Within the Driver IC sector, the spotlight is on high voltage (HV) specialty processes. As companies aggressively pursue the 40/28nm HV process, UMC currently dominates, trailed by GlobalFoundries. Yet, SMIC’s 28HV and Nexchip’s 40HV are gearing up for mass production in 4Q23 and 1H24, respectively—narrowing their technological gap with other foundries. Notably, competitors with similar process capabilities and capacities, such as PSMC, and those without twelve-inch factories like Vanguard and DBHitek, are poised to face challenges head-on in the short term. This trend may also have long-term implications for UMC and GlobalFoundries.

In the realm of CIS/ISP, 3D CIS structure comprises a logic layer ISP and CIS pixel layer. The primary demarcation for mainstream processes is around 45/40nm range for the logic layer ISP, which continues to progress toward more advanced nodes. Meanwhile, the CIS pixel layer, along with FSI/BSI CIS, predominantly uses 65/55nm and above processes. Currently, TSMC, UMC, and Samsung are the frontrunners in this technology. Yet, Chinese players like SMIC and Nexchip are hot on their heels, swiftly closing the gap. Their ascent is further fueled by Chinese smartphone titans OPPO, Vivo, and Xiaomi. Additionally, domestic shifts prompted by governmental policies are positioning Chinese CIS companies like OmniVision, Galaxycore, and SmartSens to rally behind local production.

Power Discretes mainly encompass products like MOSFETs and IGBTs. Vanguard and HHGrace have been deeply involved in Power Discrete processes for some time, boasting a more comprehensive process platform and vehicle certification than many competitors. However, a wave of Chinese contenders, backed by national policies favoring EVs and solar initiatives, are ready to stake their claim, intensifying global competition in this sector. This includes mainstream foundries like HHGrace, SMIC, Nexchip, and CanSemi. Additionally, smaller Chinese IDMs and foundries, such as GTA and CRMicro, are also entering the competitive landscape. If China massively ramps up its production capacity, it will intensify global competition in Power Discrete manufacturing. The impact will not only spark price wars among local Chinese businesses but could also erode the order books and clientele of Taiwanese companies.

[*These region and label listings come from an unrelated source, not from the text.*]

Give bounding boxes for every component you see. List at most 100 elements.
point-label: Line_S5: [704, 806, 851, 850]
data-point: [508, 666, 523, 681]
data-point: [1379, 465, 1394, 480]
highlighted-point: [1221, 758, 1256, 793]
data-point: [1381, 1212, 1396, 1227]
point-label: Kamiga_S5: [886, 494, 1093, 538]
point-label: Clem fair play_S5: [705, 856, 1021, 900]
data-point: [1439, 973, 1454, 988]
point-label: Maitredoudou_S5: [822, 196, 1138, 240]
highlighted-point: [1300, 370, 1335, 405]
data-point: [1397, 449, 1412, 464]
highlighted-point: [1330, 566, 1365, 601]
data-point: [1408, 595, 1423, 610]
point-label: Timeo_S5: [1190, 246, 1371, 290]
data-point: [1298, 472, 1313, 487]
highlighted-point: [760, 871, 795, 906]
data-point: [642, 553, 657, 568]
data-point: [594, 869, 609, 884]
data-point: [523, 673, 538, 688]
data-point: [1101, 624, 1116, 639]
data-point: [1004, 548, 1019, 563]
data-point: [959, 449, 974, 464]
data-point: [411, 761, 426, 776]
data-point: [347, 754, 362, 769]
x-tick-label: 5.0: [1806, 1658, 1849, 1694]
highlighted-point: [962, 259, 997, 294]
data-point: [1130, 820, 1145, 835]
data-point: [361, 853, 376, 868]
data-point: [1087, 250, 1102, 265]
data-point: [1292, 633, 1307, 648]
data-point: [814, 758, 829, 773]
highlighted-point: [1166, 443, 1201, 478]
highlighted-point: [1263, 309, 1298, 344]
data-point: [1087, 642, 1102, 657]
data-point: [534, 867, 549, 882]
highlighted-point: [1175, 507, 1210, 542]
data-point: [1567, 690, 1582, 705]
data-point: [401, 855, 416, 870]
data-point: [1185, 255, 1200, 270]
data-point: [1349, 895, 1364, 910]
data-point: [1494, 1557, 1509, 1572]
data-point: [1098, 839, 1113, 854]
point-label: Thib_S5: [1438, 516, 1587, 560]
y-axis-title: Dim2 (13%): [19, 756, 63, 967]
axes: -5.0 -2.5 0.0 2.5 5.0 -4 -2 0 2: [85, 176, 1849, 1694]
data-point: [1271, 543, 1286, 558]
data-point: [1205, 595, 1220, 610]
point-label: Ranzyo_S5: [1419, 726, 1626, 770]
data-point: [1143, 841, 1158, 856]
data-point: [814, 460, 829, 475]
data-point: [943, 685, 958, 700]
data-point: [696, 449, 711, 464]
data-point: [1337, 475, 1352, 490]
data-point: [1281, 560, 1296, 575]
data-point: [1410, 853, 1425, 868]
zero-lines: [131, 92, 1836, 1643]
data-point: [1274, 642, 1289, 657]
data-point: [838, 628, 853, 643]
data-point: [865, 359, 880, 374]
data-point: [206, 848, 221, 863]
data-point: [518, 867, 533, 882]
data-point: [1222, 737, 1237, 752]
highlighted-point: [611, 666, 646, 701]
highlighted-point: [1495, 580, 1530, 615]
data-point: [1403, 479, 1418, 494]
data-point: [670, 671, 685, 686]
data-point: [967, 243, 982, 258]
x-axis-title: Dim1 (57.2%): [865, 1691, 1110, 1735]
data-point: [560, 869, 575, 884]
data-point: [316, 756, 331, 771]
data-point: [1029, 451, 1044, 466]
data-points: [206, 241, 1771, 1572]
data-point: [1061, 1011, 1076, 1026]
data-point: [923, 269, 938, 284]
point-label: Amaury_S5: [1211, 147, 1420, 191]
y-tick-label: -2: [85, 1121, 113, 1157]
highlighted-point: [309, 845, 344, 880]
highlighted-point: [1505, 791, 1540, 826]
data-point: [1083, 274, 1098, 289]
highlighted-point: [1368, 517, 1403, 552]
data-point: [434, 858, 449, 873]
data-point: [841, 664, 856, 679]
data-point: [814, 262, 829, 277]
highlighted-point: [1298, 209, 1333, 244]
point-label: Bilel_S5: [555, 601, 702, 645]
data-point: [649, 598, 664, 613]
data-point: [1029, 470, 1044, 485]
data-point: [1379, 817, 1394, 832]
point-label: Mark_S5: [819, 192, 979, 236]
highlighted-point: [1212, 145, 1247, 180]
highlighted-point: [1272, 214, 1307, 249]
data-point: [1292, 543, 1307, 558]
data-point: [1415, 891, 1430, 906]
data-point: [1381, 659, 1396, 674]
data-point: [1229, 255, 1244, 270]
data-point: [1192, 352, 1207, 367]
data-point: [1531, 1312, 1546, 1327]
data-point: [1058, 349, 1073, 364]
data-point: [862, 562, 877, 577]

In a nutshell, while China actively courts both global and domestic IC designers to bolster its local manufacturing presence, the ensuing massive expansion could flood the global market with mature processes, potentially igniting a price war. TrendForce notes that as China’s mature process capacities continue to emerge, the localization trends for Driver IC, CIS/ISP, and Power Discretes will become more pronounced. Second and third-tier foundries with similar process platforms and capacities might face risks of client attrition and pricing pressures. Taiwan’s industry leaders, renowned for their specialty processes—UMC, PSMC, Vanguard to name a few—will find themselves in the eye of the storm. The battle ahead will hinge on technological prowess and efficient production yields.